The Information has some advisers, among them is Jim VandeHei, Politico co-founder and Axios founder and CEO. VandeHei is another fierce advocate of the subscription model: “I’m talking about really high-end subscriptions. You can get a big audience of serious news consumer, and as long as you deliver new information they find essential, you can charge a lot of money for it”, Jim highlighted at a CodeMedia event last November. “A lot”, he imagines, is around “$10,000 per person or per organization”. It would sound like a jest if the “Pro” version of his former site, Politico, hadn’t had 20,000 subscribers spending $8,000 a year. Each. “I would not run a company that is based on advertisement business”, VandeHei observed. Neither would I, Jim, if I had a $200 million yearly income perspective.
So, that means Politico, The Information and Axios figured out the meaning of life (which, for us, you know, would be how to squeeze some money from the internet)? Unlikely. That would require finding a way to produce life-changing content and, above all, make sure you can keep it (the content) coming so you can keep them (the people) paying.

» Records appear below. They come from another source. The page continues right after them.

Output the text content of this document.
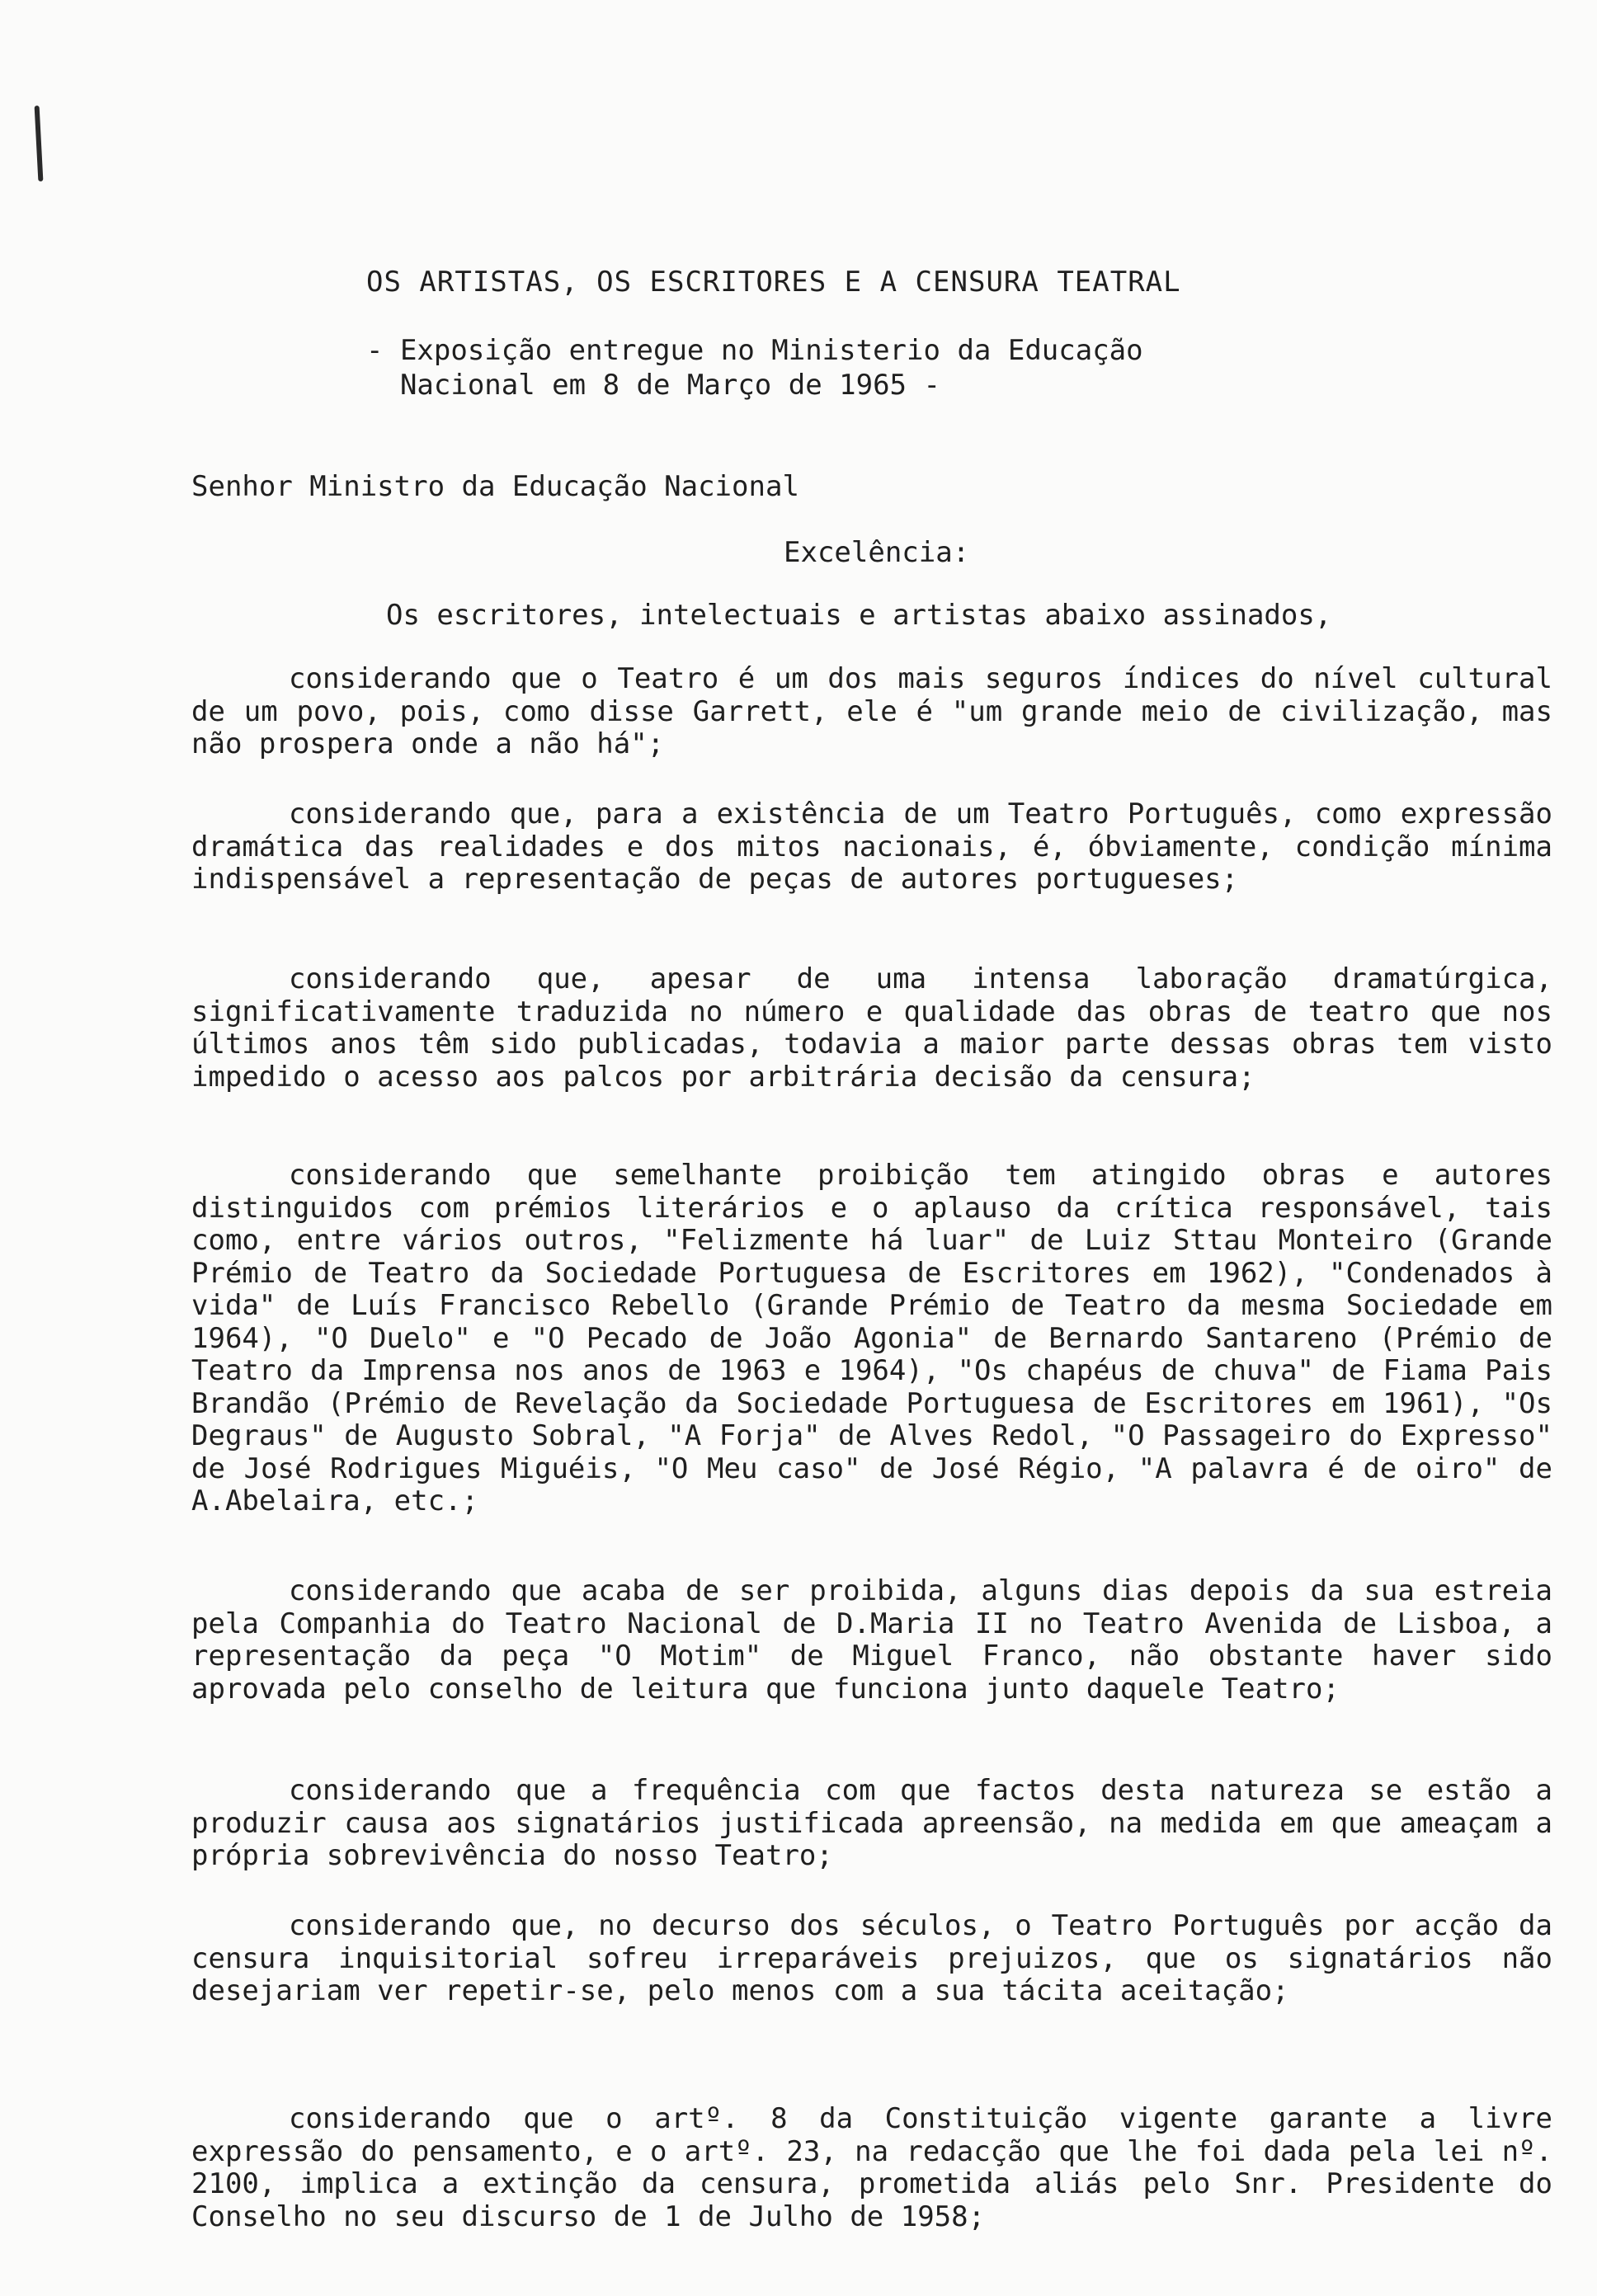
OS ARTISTAS, OS ESCRITORES E A CENSURA TEATRAL
- Exposição entregue no Ministerio da Educação
Nacional em 8 de Março de 1965 -
Senhor Ministro da Educação Nacional
Excelência:
Os escritores, intelectuais e artistas abaixo assinados,

considerando que o Teatro é um dos mais seguros índices do nível cultural de um povo, pois, como disse Garrett, ele é "um grande meio de civilização, mas não prospera onde a não há";

considerando que, para a existência de um Teatro Português, como expressão dramática das realidades e dos mitos nacionais, é, óbviamente, condição mínima indispensável a representação de peças de autores portugueses;

considerando que, apesar de uma intensa laboração dramatúrgica, significativamente traduzida no número e qualidade das obras de teatro que nos últimos anos têm sido publicadas, todavia a maior parte dessas obras tem visto impedido o acesso aos palcos por arbitrária decisão da censura;

considerando que semelhante proibição tem atingido obras e autores distinguidos com prémios literários e o aplauso da crítica responsável, tais como, entre vários outros, "Felizmente há luar" de Luiz Sttau Monteiro (Grande Prémio de Teatro da Sociedade Portuguesa de Escritores em 1962), "Condenados à vida" de Luís Francisco Rebello (Grande Prémio de Teatro da mesma Sociedade em 1964), "O Duelo" e "O Pecado de João Agonia" de Bernardo Santareno (Prémio de Teatro da Imprensa nos anos de 1963 e 1964), "Os chapéus de chuva" de Fiama Pais Brandão (Prémio de Revelação da Sociedade Portuguesa de Escritores em 1961), "Os Degraus" de Augusto Sobral, "A Forja" de Alves Redol, "O Passageiro do Expresso" de José Rodrigues Miguéis, "O Meu caso" de José Régio, "A palavra é de oiro" de A.Abelaira, etc.;

considerando que acaba de ser proibida, alguns dias depois da sua estreia pela Companhia do Teatro Nacional de D.Maria II no Teatro Avenida de Lisboa, a representação da peça "O Motim" de Miguel Franco, não obstante haver sido aprovada pelo conselho de leitura que funciona junto daquele Teatro;

considerando que a frequência com que factos desta natureza se estão a produzir causa aos signatários justificada apreensão, na medida em que ameaçam a própria sobrevivência do nosso Teatro;

considerando que, no decurso dos séculos, o Teatro Português por acção da censura inquisitorial sofreu irreparáveis prejuizos, que os signatários não desejariam ver repetir-se, pelo menos com a sua tácita aceitação;

considerando que o artº. 8 da Constituição vigente garante a livre expressão do pensamento, e o artº. 23, na redacção que lhe foi dada pela lei nº. 2100, implica a extinção da censura, prometida aliás pelo Snr. Presidente do Conselho no seu discurso de 1 de Julho de 1958;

However, the more publishers plan on ditching that advertisement trap, the less people will be interested in those “pageviews”, “impressions” or “readers-per-copy” mumbo jumbo. Better for the news industry, worse for me, that was considering my own private revolution. Medium splits our audience only into two segments: “views” and “reads”. Based on previous observation, this article will get around 500 views and 300 reads. It’s really low, but that’s not my fault. Blame those parameters, they’re unduly pragmatic. Besides “reads” and “views”, I would add new categories like “quick glimpses”, “told a friend about it” and “never gonna read it but love your effort”.
As far as I know, these are fine valid metrics (in case someone’s considering sponsoring this alluring space).